Nice base camp, Lee.
Cheers, Crow. Welcome to Lee’s Wood.
No one says anything else. I reckon I am happy. Definition of happiness: When knob-all happens but you don’t mind in the least. Can’t last of course, nothing does.
10
Any cloud in the south of the region will soon move away, leaving a dry day
DEREK IS PACING
up and down in the workshop in front of the Mid Oak Veneers. His gut leads the way.
One and two and one and two, he counts, like a bride down the aisle, a pregnant one. The
and
gives you the timing, he says. Are you with me? Otherwise you’ll be off like a steamed cat. Nerves, Lee. Empty your mind, he says. Bit like ballroom dancing, he says, without the music or the twists and turns, or the partner. Got it? Off you go.
I feel like a bona fide twot. Coffins are empty but. I get an idea of a smirking client inside each. Derek counts me, One
and
two
and
.
I got a text this morning from Lorelle in response to my joke. It was brief. It said, He he.

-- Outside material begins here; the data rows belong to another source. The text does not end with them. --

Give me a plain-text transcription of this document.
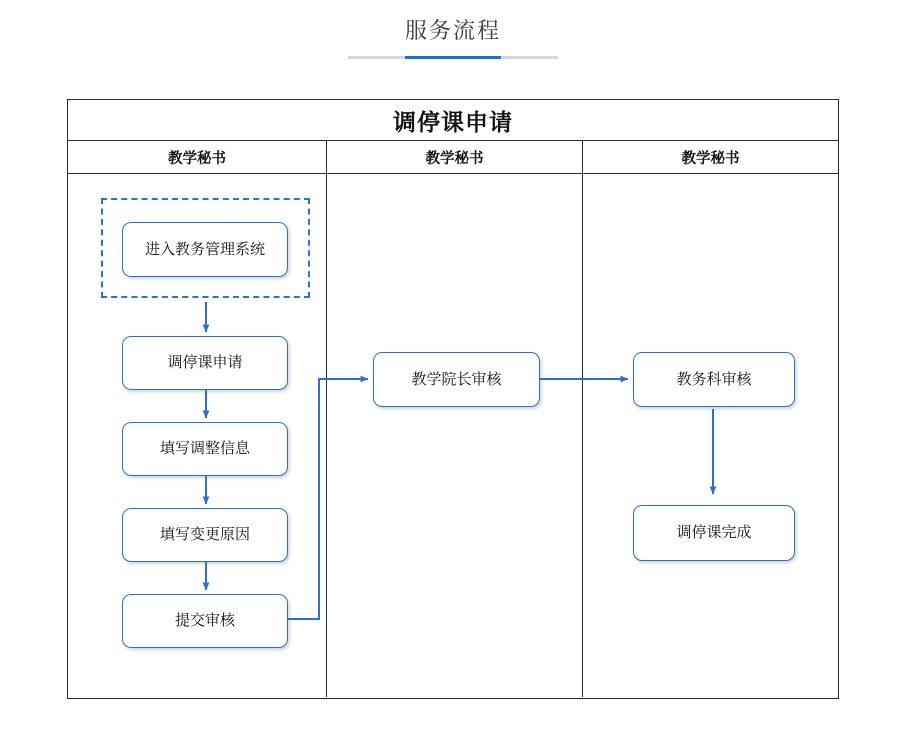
服务流程
调停课申请
教学秘书	教学秘书	教学秘书
进入教务管理系统
调停课申请
填写调整信息
填写变更原因
提交审核
教学院长审核	教务科审核
调停课完成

That was it. Nothing more. Beggars can’t be choosers. Least she replied, he he.
I’m
not cut out for this. Leading the coffins calls for a certain type, an extrovert. Derek or Howard for example. I am not of that ilk.
Slower, Lee.
All eyes are on the page for a start. He leads on. Everyone looks. No thanks. This is why I don’t dance. I don’t take to the floor, not even at weddings.
And two. Slower!
I keep my eye fixed on the corner of the room where the spiderwebs hang.
Tough Guys Don’t Dance
, I never saw that movie. No idea what it’s about.

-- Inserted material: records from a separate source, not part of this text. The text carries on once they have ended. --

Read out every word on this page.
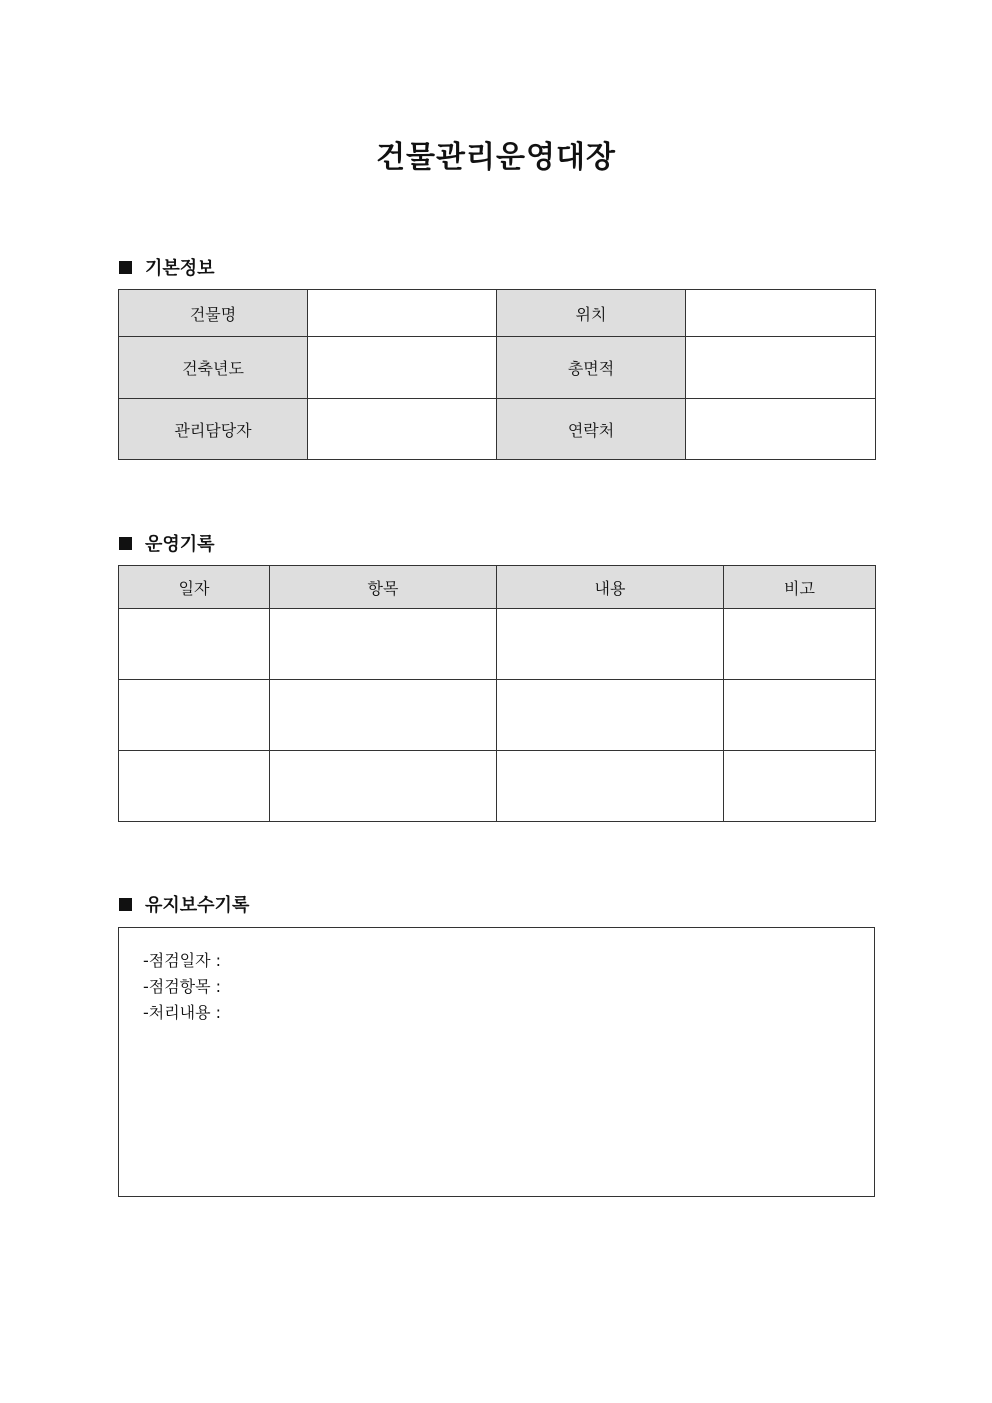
건물관리운영대장
기본정보
건물명		위치	
건축년도		총면적	
관리담당자		연락처	
운영기록
일자	항목	내용	비고

유지보수기록
-점검일자 :
-점검항목 :
-처리내용 :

You look like a fascist, Lee.
This will be over in a minute. I’ll be deemed unfit. He he.
Derek runs a tight team. My lads, he calls his pall-bearers, though the youngest is fifty-nine. He won’t have them mucked about, protective he is. I don’t want my lads injured, he says. If the vicar gets slow in front, Derek bumps him gently with the coffin to speed him up, save the bearers.